“What else could have been?” she groaned. “Naught else—naught else. ’Twas a trick—a trick of Fate to ruin me for my punishment.”
When she had gone forth it had been with no hope in her breast that her wit might devise a way to free herself from the thing which so beset her, for she had no weak fancies that there dwelt in this base soul any germ of honour which might lead it to relenting. As she had sat in her dark room at night, crouched upon the floor, and clenching her hands, as the mad thoughts went whirling through her brain, she had stared her Fate in the face and known all its awfulness. Before her lay the rapture of a great, sweet, honourable passion, a high and noble life lived in such bliss as rarely fell to lot of woman—on this one man she knew that she could lavish all the splendour of her nature, and make his life a heaven, as hers would be. Behind her lay the mad, uncared-for years, and one black memory blighting all to come, though ’twould have been but a black memory with no power to blight if the heaven of love had not so opened to her and with its light cast all else into shadow.
“If ’twere not love,” she cried—“if ’twere but ambition, I could defy it to the last; but ’tis love—love—love, and it will kill me to forego it.”
Even as she moaned the words she heard hoof beats near her, and a horseman leaped the hedge and was at her side. She set her teeth, and turning, stared into John Oxon’s face.
“Did you think I would not follow you?” he asked.
“No,” she answered.
“I have followed you at a distance hitherto,” he said; “now I shall follow close.”
She did not speak, but galloped on.
“Think you you can outride me?” he said grimly, quickening his steed’s pace. “I go with your ladyship to your own house.

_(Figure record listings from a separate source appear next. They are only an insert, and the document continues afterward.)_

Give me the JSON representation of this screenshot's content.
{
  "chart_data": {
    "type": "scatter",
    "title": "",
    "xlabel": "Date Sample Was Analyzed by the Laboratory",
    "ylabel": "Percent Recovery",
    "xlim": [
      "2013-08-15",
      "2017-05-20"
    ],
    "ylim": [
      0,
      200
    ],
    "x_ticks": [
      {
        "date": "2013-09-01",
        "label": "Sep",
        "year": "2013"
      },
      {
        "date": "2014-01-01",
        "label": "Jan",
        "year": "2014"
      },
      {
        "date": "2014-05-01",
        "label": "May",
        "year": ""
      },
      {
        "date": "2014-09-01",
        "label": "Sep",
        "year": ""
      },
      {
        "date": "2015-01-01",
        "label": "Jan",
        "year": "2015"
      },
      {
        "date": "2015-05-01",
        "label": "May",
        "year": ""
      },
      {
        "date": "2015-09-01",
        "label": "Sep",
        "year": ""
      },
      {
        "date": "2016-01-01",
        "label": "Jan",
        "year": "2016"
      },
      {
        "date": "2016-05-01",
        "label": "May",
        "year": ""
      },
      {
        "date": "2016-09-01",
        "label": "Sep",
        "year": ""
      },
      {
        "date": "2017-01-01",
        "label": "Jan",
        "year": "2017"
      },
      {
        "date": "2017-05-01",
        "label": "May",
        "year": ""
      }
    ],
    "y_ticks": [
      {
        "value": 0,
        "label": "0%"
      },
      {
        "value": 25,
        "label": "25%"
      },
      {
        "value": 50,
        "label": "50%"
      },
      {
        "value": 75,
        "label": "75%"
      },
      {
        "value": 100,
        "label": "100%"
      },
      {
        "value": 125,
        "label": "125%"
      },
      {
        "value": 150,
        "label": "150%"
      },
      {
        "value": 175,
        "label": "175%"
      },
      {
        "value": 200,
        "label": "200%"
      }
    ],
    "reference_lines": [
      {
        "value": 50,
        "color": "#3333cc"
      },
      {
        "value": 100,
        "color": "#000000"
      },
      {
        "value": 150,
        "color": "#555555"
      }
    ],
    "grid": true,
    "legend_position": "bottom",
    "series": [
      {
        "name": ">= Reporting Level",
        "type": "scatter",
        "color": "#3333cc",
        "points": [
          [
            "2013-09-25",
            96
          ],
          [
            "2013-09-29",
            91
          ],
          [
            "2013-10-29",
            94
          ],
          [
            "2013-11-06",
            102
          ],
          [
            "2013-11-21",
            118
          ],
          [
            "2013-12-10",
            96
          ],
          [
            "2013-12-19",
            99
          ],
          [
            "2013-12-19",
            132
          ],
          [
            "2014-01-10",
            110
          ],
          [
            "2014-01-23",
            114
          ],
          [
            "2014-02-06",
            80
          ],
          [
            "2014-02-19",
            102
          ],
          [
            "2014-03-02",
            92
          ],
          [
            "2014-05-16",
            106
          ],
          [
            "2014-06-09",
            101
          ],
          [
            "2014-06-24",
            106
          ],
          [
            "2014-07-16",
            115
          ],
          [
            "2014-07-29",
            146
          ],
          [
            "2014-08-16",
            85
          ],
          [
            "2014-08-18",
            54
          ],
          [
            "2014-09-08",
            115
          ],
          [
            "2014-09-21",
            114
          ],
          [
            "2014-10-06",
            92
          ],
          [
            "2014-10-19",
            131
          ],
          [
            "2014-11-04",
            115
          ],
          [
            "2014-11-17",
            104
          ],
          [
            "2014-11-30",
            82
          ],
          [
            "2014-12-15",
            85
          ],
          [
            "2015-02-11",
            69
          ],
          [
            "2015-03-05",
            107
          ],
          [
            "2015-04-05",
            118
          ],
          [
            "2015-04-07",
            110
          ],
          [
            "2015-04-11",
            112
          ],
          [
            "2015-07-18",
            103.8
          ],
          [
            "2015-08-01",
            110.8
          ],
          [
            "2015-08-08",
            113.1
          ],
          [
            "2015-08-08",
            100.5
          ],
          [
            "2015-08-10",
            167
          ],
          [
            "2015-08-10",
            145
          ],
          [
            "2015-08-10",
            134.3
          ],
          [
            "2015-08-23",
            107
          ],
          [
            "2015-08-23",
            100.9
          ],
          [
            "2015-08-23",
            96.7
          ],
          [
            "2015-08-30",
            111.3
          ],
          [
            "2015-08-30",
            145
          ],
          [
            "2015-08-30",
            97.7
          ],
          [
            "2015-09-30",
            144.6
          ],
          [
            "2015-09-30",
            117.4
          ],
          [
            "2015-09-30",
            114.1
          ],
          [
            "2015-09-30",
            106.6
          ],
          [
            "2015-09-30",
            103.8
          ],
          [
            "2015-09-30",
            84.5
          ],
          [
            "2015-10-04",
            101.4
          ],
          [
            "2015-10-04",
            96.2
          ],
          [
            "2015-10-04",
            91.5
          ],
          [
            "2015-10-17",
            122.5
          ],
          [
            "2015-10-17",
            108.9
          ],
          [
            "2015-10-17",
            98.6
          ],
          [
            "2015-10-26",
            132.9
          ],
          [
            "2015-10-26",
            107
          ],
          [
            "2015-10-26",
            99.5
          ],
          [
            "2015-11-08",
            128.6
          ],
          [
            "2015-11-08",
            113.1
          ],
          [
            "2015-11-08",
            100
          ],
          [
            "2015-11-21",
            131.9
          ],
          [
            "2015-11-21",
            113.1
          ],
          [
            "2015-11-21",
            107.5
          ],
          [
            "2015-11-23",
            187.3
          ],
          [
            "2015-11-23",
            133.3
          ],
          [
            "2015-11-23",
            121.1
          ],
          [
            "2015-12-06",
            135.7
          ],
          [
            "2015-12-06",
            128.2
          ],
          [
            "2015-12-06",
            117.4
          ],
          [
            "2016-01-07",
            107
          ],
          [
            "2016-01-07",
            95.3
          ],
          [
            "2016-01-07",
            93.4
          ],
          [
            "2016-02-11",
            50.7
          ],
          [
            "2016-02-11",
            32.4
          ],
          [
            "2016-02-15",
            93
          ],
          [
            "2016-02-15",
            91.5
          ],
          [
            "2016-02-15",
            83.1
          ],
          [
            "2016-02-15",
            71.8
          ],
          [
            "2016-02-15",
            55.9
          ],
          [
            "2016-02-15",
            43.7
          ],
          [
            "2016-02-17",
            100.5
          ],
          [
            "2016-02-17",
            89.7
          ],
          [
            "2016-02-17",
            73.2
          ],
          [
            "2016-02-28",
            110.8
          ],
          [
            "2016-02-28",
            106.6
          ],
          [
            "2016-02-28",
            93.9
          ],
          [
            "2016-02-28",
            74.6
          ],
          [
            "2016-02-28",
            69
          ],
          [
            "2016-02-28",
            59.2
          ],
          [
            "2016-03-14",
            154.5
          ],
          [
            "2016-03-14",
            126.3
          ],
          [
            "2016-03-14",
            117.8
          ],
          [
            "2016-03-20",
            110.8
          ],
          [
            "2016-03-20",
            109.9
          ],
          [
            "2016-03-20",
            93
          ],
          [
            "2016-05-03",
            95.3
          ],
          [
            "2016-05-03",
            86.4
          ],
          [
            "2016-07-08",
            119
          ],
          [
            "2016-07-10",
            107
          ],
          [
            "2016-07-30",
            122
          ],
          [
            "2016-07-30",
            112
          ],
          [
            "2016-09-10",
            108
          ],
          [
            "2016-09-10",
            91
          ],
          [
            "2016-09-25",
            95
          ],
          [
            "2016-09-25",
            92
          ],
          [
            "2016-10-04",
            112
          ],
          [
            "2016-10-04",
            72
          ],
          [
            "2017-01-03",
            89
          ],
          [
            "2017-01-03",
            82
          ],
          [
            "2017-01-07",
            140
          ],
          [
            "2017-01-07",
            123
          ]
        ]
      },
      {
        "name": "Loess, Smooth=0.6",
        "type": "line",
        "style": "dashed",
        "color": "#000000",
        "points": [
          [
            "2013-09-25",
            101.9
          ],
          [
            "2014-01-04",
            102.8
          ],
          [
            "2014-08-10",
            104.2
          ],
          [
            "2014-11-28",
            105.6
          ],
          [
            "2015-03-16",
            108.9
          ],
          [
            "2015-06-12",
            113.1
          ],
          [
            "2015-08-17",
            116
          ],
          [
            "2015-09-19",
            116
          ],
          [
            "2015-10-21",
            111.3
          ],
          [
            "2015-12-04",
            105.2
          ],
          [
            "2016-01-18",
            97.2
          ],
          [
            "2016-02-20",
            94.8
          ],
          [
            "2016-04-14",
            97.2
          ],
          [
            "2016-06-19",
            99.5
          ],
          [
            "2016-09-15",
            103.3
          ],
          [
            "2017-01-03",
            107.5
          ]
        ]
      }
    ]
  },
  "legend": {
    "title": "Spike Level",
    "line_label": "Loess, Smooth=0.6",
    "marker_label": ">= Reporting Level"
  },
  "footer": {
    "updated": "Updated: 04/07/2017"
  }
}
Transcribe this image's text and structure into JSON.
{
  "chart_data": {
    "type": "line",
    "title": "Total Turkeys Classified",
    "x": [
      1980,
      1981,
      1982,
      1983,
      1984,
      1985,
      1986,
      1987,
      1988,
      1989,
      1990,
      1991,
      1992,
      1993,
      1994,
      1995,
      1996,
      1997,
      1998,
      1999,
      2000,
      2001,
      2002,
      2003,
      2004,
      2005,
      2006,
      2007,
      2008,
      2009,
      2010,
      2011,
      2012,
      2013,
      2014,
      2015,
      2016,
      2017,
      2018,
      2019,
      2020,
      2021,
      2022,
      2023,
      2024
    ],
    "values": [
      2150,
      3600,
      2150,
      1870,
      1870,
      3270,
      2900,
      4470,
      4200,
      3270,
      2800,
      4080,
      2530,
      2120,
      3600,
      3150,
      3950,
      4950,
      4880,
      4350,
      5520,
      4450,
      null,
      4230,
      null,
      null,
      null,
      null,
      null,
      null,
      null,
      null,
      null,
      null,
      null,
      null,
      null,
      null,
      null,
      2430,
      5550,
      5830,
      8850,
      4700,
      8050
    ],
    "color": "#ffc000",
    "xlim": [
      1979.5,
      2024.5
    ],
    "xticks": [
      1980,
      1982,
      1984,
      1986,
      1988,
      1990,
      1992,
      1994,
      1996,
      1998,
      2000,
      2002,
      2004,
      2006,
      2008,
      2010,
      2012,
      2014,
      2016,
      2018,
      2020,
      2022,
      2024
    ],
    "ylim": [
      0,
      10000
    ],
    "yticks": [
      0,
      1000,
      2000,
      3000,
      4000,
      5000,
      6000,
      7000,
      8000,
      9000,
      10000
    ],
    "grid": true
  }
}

For fear of scandal you have not openly rebuffed me previous to this time; for a like reason you will not order your lacqueys to shut your door when I enter it with you.”
My Lady Dunstanwolde turned to gaze at him again. The sun shone on his bright falling locks and his blue eyes as she had seen it shine in days which seemed so strangely long passed by, though they were not five years agone.
“’Tis strange,” she said, with a measure of wonder, “to live and be so black a devil.”
“Bah! my lady,” he said, “these are fine words—and fine words do not hold between us. Let us leave them. I would escort you home, and speak to you in private.” There was that in his mocking that was madness to her, and made her sick and dizzy with the boiling of the blood which surged to her brain. The fury of passion which had been a terror to all about her when she had been a child was upon her once more, and though she had thought herself freed from its dominion, she knew it again and all it meant. She felt the thundering beat in her side, the hot flood leaping to her cheek, the flame burning her eyes themselves as if fire was within them. Had he been other than he was, her face itself would have been a warning. But he pressed her hard. As he would have slunk away a beaten cur if she had held the victory in her hands, so feeling that the power was his, he exulted over the despairing frenzy which was in her look.